Vazio

Sem sono, acordara antes da alvorada. O carcarejo dos galos se sucederiam horas depois, agora a única luz era a da lua brilhante no céu escuro. A lâmpada do banheiro irritou seus olhos quando a acendeu, fazendo cerrar as pálpebras enrugadas. No espelho podia ver o rosto de um homem velho e cansado, com o cabelo já alvacento pela idade. Mas não teria certeza se era seu rosto ao qual olhava, não reconhecia aquele homem. O homem que tivera uma vida cheia de graça e ternura, desposado com a mulher que conquistara seu humilde coração não poderia ser o mesmo que agora tinha pesadelos constantes, o sono desaparecido antes de qualquer raio de sol, uma crescente angústia dentro de si e um decrépito coração que bombeava sua melancolia.

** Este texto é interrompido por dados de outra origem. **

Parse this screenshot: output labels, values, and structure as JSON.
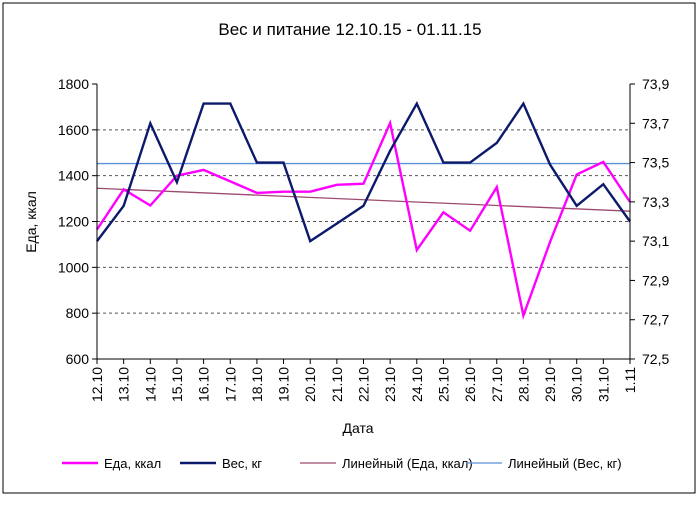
{
  "chart_data": {
    "type": "line",
    "title": "Вес и питание 12.10.15 - 01.11.15",
    "xlabel": "Дата",
    "ylabel": "Еда, ккал",
    "y2label": "",
    "categories": [
      "12.10",
      "13.10",
      "14.10",
      "15.10",
      "16.10",
      "17.10",
      "18.10",
      "19.10",
      "20.10",
      "21.10",
      "22.10",
      "23.10",
      "24.10",
      "25.10",
      "26.10",
      "27.10",
      "28.10",
      "29.10",
      "30.10",
      "31.10",
      "1.11"
    ],
    "ylim": [
      600,
      1800
    ],
    "y2lim": [
      72.5,
      73.9
    ],
    "yticks": [
      "600",
      "800",
      "1000",
      "1200",
      "1400",
      "1600",
      "1800"
    ],
    "y2ticks": [
      "72,5",
      "72,7",
      "72,9",
      "73,1",
      "73,3",
      "73,5",
      "73,7",
      "73,9"
    ],
    "grid": true,
    "legend_position": "bottom",
    "series": [
      {
        "name": "Еда, ккал",
        "axis": "left",
        "color": "#FF00FF",
        "values": [
          1165,
          1340,
          1270,
          1400,
          1425,
          1375,
          1325,
          1330,
          1330,
          1360,
          1365,
          1630,
          1075,
          1240,
          1160,
          1350,
          790,
          1110,
          1405,
          1460,
          1285
        ]
      },
      {
        "name": "Вес, кг",
        "axis": "right",
        "color": "#0D1A6B",
        "values": [
          73.1,
          73.28,
          73.7,
          73.4,
          73.8,
          73.8,
          73.5,
          73.5,
          73.1,
          73.19,
          73.28,
          73.56,
          73.8,
          73.5,
          73.5,
          73.6,
          73.8,
          73.49,
          73.28,
          73.39,
          73.2
        ]
      },
      {
        "name": "Линейный (Еда, ккал)",
        "axis": "left",
        "color": "#9C4A6E",
        "trend": true,
        "start": 1345,
        "end": 1245
      },
      {
        "name": "Линейный (Вес, кг)",
        "axis": "right",
        "color": "#5B8FD6",
        "trend": true,
        "start": 73.495,
        "end": 73.495
      }
    ]
  }
}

Após o câncer levar sua doce esposa os dias tornaram-se soturnos. O passado tornara-se motivo de lágrimas e parecia cada vez mais longínquo, cada vez mais esquecido, fictício e duvidoso. Ele sabia que tivera uma vida, mas a que conseguia relembrar não parecia correta. Um homem, uma mulher, um marido, uma esposa, a felicidade, a tristeza, uma vida, uma morte, um homem, nenhuma esposa. Não parecia certo.

Continuava aquele rosto estranho o observando através do espelho. Lavou o rosto, pensando que talvez aquele realmente fosse seu rosto, suas feições envelhecidas e marcadas, sua tez pálida, seus olhos cansados e seus cabelos esbranquiçados e grisalhos. Sua figura evidenciava uma vida infeliz, solitária, taciturna, insatisfeita. O passado parecia dizer o contrário, queria o passado, queria voltar. Mas o presente parecia ser onde todos viviam, um mar infindável de arrependimentos, agonia e angústia. Era inevitável, a tristeza.

O dia passara lento. Gostava de sentar a sua varanda e dali observar o céu azul, abraçado de nuvens brancas, e sentir o bálsamo que trazia a brisa tocando seu corpo. Mas sentar ali, agora, na sua cadeira de balanço, não parecia tão confortador, seus olhos não fitavam o céu, e sim a outra cadeira ao seu lado, vazia. Vazia como ele, no seu âmago.